Ajantis ne répondit pas.
- Aja ! L'interpella le roi.
- J'ai un plan, lui lança-t-il sans un regard.
- Arrête-toi immédiatement.
Les gardes du Mirkwood lui barrèrent le chemin.
- Je ne te laisserai pas risquer ta vie...
- Je ne vous demande pas la permission.
- Je t'ordonne de rester ici.
Ajantis fut vexé d'être réprimandé tel un enfant.
- Si je n'interviens pas, les ents vont tous mourir ! Ada, fais-moi confiance. Je t'en prie !
Une telle démonstration de rébellion n'était pas étrangère au roi, et l'espace d'un bref instant, ce n'est pas Ajantis qu'il voyait, mais bien son propre fils Legolas. Le roi se raidit, soudainement impuissant. Ajantis était là à le fixer du regard, attendant sa réponse.
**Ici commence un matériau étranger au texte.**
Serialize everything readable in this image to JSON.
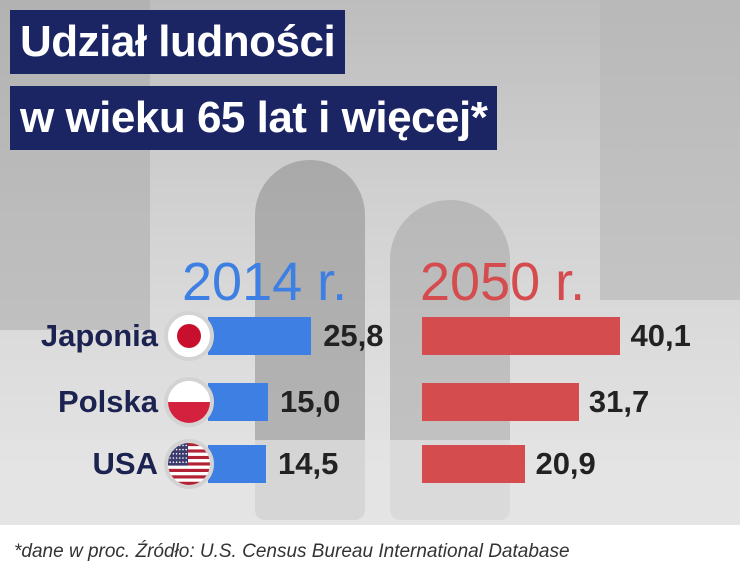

Le roi fit un inconscient signe de tête que le jeune elfe prit comme une approbation. Troublé par sa vision, le roi n'avait pas trouvé en lui la force de lutter. Seul, et avec le cœur désolé, il regarda son petit-fils s'éloigner avec détermination, puis sauter sur un cheval et tracer, arme à la main. Comment pouvait-il se montrer si faible face à sa descendance ? Ajantis avait tout de l'aplomb de sa mère. Le chagrin était-il un maléfice si puissant qu'il le dépossédait de toute autorité ? Ou bien était-ce le souvenir de sa défunte épouse qui le malmenait en ces terres damnées ? Thranduil ne le sut jamais.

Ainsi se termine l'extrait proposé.